Millions of cars and trucks travel thousands of kilometers of paved roads
every day in Egypt to transport people and goods. Pavement deterioration occurs
over time as a result of traffic volume, environmental factors, and other factors. Traffic safety, operating speed, manoeu vrability, driver comfort, and service volume are all impacted by pavement performance. Thus, regular pavement evaluation is a very important part of any pavement management system (PMS). The objective of this research is to evaluate the factors affecting pavement performance. International roughness index (IRI) was considered as an indication of pavement performance. The Long Term Pavement Performance (LTPP) database for the flexible pavement experiments was utilized as the database source. Association analysis was conducted between IRI and different variables. These variables are: age, asphalt thickness, climate type, base type, base thickness, and subgrade type. Chi-square test was performed and the result was that all independent variables were significant.
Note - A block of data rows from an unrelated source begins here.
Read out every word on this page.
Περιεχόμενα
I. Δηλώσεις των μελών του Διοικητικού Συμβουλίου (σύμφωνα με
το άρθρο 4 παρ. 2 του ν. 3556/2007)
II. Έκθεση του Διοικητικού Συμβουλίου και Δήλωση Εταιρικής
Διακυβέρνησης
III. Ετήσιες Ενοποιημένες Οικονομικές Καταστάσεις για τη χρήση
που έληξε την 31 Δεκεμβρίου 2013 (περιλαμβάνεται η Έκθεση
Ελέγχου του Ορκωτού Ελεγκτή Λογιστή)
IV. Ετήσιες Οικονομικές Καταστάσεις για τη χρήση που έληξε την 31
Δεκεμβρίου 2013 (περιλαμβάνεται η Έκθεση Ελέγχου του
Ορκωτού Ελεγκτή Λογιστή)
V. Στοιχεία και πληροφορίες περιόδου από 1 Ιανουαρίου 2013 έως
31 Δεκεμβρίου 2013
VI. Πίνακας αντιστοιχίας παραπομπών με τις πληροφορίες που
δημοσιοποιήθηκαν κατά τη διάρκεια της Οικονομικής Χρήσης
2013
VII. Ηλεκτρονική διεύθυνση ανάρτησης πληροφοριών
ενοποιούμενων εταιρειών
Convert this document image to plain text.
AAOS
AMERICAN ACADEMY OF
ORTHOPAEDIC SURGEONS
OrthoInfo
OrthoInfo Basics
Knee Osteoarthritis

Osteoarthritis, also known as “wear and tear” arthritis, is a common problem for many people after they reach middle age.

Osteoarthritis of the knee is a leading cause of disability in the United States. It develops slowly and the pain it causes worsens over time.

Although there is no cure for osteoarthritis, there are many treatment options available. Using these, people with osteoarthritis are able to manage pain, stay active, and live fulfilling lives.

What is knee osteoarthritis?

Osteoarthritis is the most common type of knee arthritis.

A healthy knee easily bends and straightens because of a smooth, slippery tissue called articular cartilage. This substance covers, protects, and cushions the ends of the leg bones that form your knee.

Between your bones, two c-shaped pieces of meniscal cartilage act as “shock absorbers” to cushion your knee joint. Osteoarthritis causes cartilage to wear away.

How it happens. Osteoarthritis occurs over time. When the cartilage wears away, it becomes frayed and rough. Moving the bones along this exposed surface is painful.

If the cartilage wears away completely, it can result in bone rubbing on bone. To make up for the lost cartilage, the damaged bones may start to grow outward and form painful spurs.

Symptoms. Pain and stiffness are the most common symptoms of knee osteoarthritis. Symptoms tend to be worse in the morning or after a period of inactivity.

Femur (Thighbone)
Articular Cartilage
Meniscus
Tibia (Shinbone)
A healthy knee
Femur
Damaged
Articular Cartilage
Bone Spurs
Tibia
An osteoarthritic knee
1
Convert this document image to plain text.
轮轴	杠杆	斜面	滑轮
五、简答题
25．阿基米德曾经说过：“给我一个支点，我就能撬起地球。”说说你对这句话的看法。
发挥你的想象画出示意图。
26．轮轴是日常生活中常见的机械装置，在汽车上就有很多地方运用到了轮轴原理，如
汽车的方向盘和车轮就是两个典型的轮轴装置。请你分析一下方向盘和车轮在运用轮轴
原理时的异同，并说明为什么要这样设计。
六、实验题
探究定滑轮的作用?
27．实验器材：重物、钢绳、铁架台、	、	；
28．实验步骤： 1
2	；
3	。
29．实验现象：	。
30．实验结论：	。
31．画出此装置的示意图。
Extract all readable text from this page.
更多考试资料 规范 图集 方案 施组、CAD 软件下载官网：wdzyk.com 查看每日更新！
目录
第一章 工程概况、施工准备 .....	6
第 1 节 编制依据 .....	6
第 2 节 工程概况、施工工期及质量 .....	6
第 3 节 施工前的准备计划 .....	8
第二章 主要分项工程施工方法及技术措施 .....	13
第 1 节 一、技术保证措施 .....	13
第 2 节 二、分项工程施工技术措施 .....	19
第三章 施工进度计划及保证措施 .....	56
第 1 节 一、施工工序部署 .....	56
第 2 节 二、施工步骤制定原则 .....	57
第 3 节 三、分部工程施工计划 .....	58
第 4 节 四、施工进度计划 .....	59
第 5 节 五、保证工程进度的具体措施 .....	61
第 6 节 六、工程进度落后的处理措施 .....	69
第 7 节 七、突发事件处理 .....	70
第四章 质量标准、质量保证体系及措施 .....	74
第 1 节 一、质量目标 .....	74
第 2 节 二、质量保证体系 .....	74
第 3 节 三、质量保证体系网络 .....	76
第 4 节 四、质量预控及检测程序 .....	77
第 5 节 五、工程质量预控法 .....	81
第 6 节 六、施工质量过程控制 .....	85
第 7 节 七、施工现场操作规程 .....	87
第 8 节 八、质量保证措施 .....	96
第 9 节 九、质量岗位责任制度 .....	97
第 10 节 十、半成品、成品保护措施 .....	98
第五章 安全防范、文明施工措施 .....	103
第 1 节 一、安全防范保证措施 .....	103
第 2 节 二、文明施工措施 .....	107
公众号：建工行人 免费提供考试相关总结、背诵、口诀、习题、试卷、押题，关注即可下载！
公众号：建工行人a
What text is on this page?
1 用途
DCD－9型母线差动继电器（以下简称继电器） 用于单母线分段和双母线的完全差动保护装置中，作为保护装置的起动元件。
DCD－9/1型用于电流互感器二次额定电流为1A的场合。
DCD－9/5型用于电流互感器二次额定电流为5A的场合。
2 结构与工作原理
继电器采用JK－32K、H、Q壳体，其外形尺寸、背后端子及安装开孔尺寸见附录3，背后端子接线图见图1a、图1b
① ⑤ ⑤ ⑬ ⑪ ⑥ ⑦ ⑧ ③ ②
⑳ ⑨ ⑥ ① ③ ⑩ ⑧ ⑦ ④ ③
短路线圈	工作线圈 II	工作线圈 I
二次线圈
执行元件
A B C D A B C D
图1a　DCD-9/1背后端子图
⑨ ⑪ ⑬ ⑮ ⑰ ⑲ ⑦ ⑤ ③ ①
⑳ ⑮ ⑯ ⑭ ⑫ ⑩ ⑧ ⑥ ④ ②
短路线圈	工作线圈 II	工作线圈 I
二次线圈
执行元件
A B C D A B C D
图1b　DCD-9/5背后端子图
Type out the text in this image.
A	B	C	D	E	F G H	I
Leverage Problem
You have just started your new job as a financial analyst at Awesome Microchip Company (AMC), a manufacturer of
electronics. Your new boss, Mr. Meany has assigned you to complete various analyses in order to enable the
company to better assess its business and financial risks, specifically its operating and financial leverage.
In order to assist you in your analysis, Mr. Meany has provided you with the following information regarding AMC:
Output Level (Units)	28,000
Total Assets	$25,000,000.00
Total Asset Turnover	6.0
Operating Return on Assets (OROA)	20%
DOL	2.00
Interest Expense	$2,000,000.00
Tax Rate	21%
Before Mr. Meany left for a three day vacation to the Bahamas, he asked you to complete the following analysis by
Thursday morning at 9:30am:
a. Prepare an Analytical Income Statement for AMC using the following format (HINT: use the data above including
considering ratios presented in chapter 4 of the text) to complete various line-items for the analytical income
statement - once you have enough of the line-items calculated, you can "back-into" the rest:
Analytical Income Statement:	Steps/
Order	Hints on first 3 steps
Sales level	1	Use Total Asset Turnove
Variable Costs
Also, odds ratio was determined for different factors and the results was that all variable were significant except subgrade type, some of climate types, and 16 inch base thickness. The latest pavement performance model which correlates IRI with different variables was studied and validated. The independent variables for this model were initial IRI, age, fatigue cracks, transverse cracks, and rutting. This model has R2 = 0.57. This research validated this model using extended LTPP data. The result of this validation was that R2 became 0.46. So, this model calibrated by the same independent variables and the result was that R2 became 0.50. The new models were developed by adding longitudinal cracks to independent variables using linear
regression and machine learning techniques. Multiple linear regression was used to develop a general model for all data and specific models for the different categories of asphalt thickness (4 in and 7 in), climate types (Wet non freeze (WNF), wet freeze (WF), dry non freeze (DNF), and dry freeze (DF)), and subgrade types (fine and coarse). The general model yielded
R2 of 0.60. The specific models were more accurate due to small size of sample that used to develop these models. Finally, Machine learning was used to develop a pavement performance
model. Linear Regression, SGD Regressor, KNN without tuning, KNN with tuning, Random Forest, Xgboost without tuning, and XGboost with tuning were used. The model developed using XGBoost with tuning is the most accurate.